Tumor necrosis factor-related apoptosis-inducing ligand (TRAIL) plays an important role in immune surveillance and preferentially induces apoptosis in cancer cells over normal cells, suggesting its potential in cancer therapy. However, the molecular basis for its selective killing of cancer cells is not well understood. Recent studies have identified the CCN family of integrin-binding matricellular proteins as important regulators of cell behavior, including cell adhesion, proliferation, migration, differentiation, and survival. We show here that CCN1 (CYR61) supports the adhesion of prostatic carcinoma cells as an adhesion substrate through integrins and heparan sulfate proteoglycans. Knockdown of CCN1 expression in PC-3 and DU-145 androgen-independent prostate cancer cells strongly inhibited their proliferation without causing apoptosis, indicating that CCN1 promotes their growth. However, CCN1 also significantly enhances TRAIL-induced apoptosis through interaction with integrins alphavbeta3 and alpha6beta4 and the cell-surface heparan sulfate proteoglycan syndecan-4, acting through a protein kinase Calpha-dependent mechanism without requiring de novo protein synthesis. Knockdown of CCN1 expression in PC-3, DU-145, and LNCaP cells severely blunted their sensitivity to TRAIL, an effect that was reversed by exogenously added CCN1 protein. These findings reveal a functional dichotomy for CCN1 in prostate carcinoma cells, because it contributes to both cell proliferation and TRAIL-induced cell death and suggest that CCN1 expression status may be an important parameter in assessing the efficacy of TRAIL-dependent cancer therapy.

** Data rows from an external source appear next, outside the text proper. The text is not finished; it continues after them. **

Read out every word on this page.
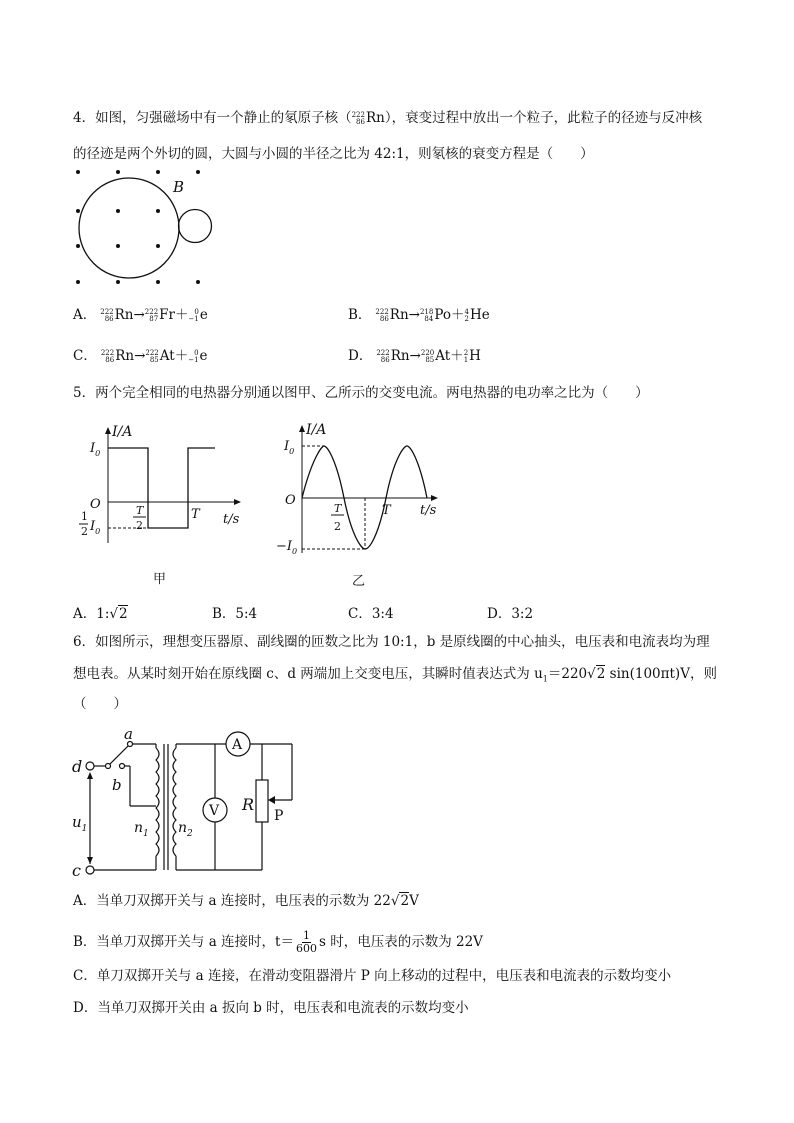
4．如图，匀强磁场中有一个静止的氡原子核（ 222
86 Rn），衰变过程中放出一个粒子，此粒子的径迹与反冲核
的径迹是两个外切的圆，大圆与小圆的半径之比为 42:1，则氡核的衰变方程是（　　）
B
A． 222
86Rn→222
87Fr＋ 0
−1e	B． 222
86Rn→218
84Po＋4
2He
C． 222
86Rn→222
85At＋ 0
−1e	D． 222
86Rn→220
85At＋2
1H
5．两个完全相同的电热器分别通以图甲、乙所示的交变电流。两电热器的电功率之比为（　　）
I/A
$I_0$
O
1
2 $I_0$
T
2
T t/s
甲
I/A
$I_0$
O
$-I_0$
T
2
T t/s
乙
A．1:√2	B．5:4	C．3:4	D．3:2
6．如图所示，理想变压器原、副线圈的匝数之比为 10:1，b 是原线圈的中心抽头，电压表和电流表均为理
想电表。从某时刻开始在原线圈 c、d 两端加上交变电压，其瞬时值表达式为 $u_1=220√2$ sin(100πt)V，则
（　　）
A
V
a
b
d
c
$u_1$	$n_1$ $n_2$
R
P
A．当单刀双掷开关与 a 连接时，电压表的示数为 22√2V
B．当单刀双掷开关与 a 连接时，$t= \frac{1}{600}$ s 时，电压表的示数为 22V
C．单刀双掷开关与 a 连接，在滑动变阻器滑片 P 向上移动的过程中，电压表和电流表的示数均变小
D．当单刀双掷开关由 a 扳向 b 时，电压表和电流表的示数均变小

Cytotoxicity of TNFalpha is regulated by integrin-mediated matrix signaling.

Cytokines of the tumor necrosis factor (TNF) family regulate inflammation and immunity, and a subset of this family can also induce cell death in a context-dependent manner. Although TNFalpha is cytotoxic to certain tumor cell lines, it induces apoptosis in normal cells only when NFkappaB signaling is blocked. Here we show that the matricellular protein CCN1/CYR61 can unmask the cytotoxic potential of TNFalpha without perturbation of NFkappaB signaling or de novo protein synthesis, leading to rapid apoptosis in the otherwise resistant primary human fibroblasts. CCN1 acts through binding to integrins alpha(v)beta(5), alpha(6)beta(1), and syndecan-4, triggering the generation of reactive oxygen species (ROS) through a Rac1-dependent mechanism via 5-lipoxygenase and the mitochondria, leading to the biphasic activation of JNK necessary for apoptosis. Mice with the genomic Ccn1 locus replaced with an apoptosis-defective Ccn1 allele are substantially resistant to TNFalpha-induced apoptosis in vivo. These results indicate that CCN1 may act as a physiologic regulator of TNFalpha cytotoxicity, providing the contextual cues from the extracellular matrix for TNFalpha-mediated cell death.